In a downtown San Diego courtroom, Crystal Harris appealed a judge's order to reunite her two young sons with their father, Shawn Harris, when he gets out of prison in 2014.
"I filed this appeal regarding the Superior Court's order to immediately reunite my ex-husband, Shawn, with my two boys upon release from his six-year prison sentence without any safeguards or consideration of the well-being of my boys," said Harris.
Once released, Shawn Harris will be allowed to see his children while under the supervision of a therapist, 10News learned.
However, Crystal Harris said, "My husband is a dangerous person. He's already demonstrated that … the children do not want to see him; we want peace."

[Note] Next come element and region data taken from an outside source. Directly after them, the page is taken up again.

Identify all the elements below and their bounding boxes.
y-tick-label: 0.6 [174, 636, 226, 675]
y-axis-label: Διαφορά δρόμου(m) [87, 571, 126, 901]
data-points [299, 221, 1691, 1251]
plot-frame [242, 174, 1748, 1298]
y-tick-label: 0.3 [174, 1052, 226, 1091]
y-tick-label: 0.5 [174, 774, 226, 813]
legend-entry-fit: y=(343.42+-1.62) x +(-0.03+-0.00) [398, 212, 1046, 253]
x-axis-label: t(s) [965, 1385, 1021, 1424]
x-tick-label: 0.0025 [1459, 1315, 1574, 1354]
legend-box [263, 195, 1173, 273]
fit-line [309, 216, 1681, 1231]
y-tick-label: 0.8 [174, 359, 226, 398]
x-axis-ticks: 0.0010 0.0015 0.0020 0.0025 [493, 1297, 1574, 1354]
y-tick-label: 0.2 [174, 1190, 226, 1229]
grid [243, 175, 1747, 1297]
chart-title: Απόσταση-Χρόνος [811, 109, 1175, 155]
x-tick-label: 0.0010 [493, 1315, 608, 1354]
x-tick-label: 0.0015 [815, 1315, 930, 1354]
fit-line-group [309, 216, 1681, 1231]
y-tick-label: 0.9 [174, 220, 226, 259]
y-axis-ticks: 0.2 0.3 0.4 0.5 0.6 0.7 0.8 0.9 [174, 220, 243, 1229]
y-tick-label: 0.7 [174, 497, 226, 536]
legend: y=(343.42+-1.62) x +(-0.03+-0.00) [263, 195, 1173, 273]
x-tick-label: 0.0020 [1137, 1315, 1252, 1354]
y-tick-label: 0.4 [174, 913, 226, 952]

"I just feel very emotional after what I just went through in that courtroom … I just want to keep them safe," she added.
The children, now 8 and 10 years old, have not seen their father in five years. According to Harris, the only contact they've had are through bizarre letters.
Harris said she's terrified of her ex-husband and what he's capable of.
The recording of her then-husband sexually assaulting her in 2008 helped convict him, but it didn't stop a judge from ordering her, the breadwinner, to pay spousal support to her attacker.
This prompted Harris to fight for a new state law that prevents a judge from ordering a spousal abuse victim to pay support to his or her attacker after divorce.
The law was enacted after Harris' settlement, and Harris agreed to pay $47,000 in legal fees for her ex-husband's divorce attorney.
A subsequent request from her ex-husband for an additional $25,000 was later rejected in court, citing the new law.
Shawn Harris' attorney, Pierre Domercq, said his client has been attending anger management classes while incarcerated and has never hurt the children.
"He was a stay-at-home dad, took primary care of the kids that mom left him alone with while she went to become a stockbroker. Is that appropriate if dad's never hurt the kids? The court thought so," said Domercq.